I’m a victim. Yeah, yeah…I know everyone thinks that they are a victim. But, seriously, I am a victim. Jesus. There, I said it. I feel soooo much better. Wait…actually, now that I said it, it doesn’t sound quite right–I am a survivor. There. I like that much better.
I am a youth choir survivor. This may not initially sound like a big deal, but, it is. You know, youth choirs…think cheesy music and choreography. Sort of like Up With People, just not as “polished.” My first (that’s right, there was more than one!) choir was called Harmony, Inc. It was a youth choir that got together for a month every summer to rehearse and tour and evangelize the vastly pagan area of our country called the Midwest. Of course, we had thousands of converts. 😉
It was during one of these tours that I met a brassy soprano named Laura. Laura was everything a young gay boy could hope for in a “girlfriend.” She was big, both in size and personality. She styled her overly-curled blonde hair so that the back of her hair was hanging over her forehead. She was sort of like an early 80s version of Madonna, only on steroids. Clearly from the moment we met, we were destined to be together. In many ways, she was one of the most bizarre looking people I had ever seen. Laura was a misfit–truly, one of my peeps. So, of course, we instantly hit it off. Most important to this story, however, Laura was a drama queen. Literally. She was the president of her Thespian troupe. So, it is no surprise that our whirlwind relationship had all the workings of a Shakespearean tragedy. Our love was not to be…

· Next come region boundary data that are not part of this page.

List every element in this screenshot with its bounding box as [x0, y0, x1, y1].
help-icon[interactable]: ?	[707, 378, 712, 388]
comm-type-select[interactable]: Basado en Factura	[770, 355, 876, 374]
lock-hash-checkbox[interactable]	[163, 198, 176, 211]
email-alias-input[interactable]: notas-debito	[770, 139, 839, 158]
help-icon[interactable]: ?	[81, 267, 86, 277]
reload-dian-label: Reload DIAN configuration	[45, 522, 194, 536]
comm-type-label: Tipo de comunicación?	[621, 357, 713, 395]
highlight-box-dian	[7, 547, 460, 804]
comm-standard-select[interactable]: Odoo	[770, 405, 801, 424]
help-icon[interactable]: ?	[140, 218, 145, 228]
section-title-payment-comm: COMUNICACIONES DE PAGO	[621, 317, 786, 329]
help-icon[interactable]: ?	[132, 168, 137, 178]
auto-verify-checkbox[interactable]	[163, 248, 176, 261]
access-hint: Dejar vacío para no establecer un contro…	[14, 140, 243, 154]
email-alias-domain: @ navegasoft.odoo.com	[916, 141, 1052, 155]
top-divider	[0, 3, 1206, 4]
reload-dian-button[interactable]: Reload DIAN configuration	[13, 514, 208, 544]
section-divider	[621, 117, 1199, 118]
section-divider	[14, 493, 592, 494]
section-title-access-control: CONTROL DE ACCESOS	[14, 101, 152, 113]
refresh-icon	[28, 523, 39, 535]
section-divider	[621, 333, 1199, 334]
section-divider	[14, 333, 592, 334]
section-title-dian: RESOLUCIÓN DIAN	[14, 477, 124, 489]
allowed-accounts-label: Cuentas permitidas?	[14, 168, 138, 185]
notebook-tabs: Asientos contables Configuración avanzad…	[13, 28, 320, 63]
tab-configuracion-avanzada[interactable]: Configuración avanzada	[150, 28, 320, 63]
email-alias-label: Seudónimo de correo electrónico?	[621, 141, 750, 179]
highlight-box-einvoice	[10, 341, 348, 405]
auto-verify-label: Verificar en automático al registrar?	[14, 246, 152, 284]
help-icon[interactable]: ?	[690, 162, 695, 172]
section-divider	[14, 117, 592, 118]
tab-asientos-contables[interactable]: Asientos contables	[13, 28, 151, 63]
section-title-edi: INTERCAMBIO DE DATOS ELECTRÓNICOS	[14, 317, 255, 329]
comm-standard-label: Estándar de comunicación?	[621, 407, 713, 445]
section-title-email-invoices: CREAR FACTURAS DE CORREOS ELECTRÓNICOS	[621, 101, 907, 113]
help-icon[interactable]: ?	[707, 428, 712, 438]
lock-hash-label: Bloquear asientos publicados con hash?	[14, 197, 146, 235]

Following a particularly emotional choir rehearsal, she approached me and said, “We’ve lost our spark.”
“Huh?” (I was like totally articulate in high school)
“You know, when we first met, there was a spark between the two of us…well, it’s gone.”
“Are we breaking up?”
“Let’s just be friends.”
It was at this point that I first mastered the fine art of holding a grudge. I also learned how to so completely ignore someone that it caused them acute pain. At least, in my head, that was the case. I continue, to this day, to excel at both of these skills.
If Laura wanted to “just be friends,” I would kill her with my glares or lack thereof. I’d teach her a real life lesson: Don’t mess with a confused gay teenage boy. I have a feeling I wasn’t the only one to teach her that lesson. Somehow, I managed to survive the following weeks by pouring my angst into the music. I could force the tears out at the height of a song. Unfortunately, so could my ex-girlfriend. It became a weeping contest. All would see that I was truly a spiritual person who had been through a lot–more than Laura. It all was really great drama. At least, until the director approached us after one of our concerts and asked if we could “control our emotions” just a little bit. How embarrassing for him–trying to stifle our pain. I’d direct my venom at him.
That would free me from being mad at Laura. We bonded over our hatred of the choir director. Of course, we became best friends.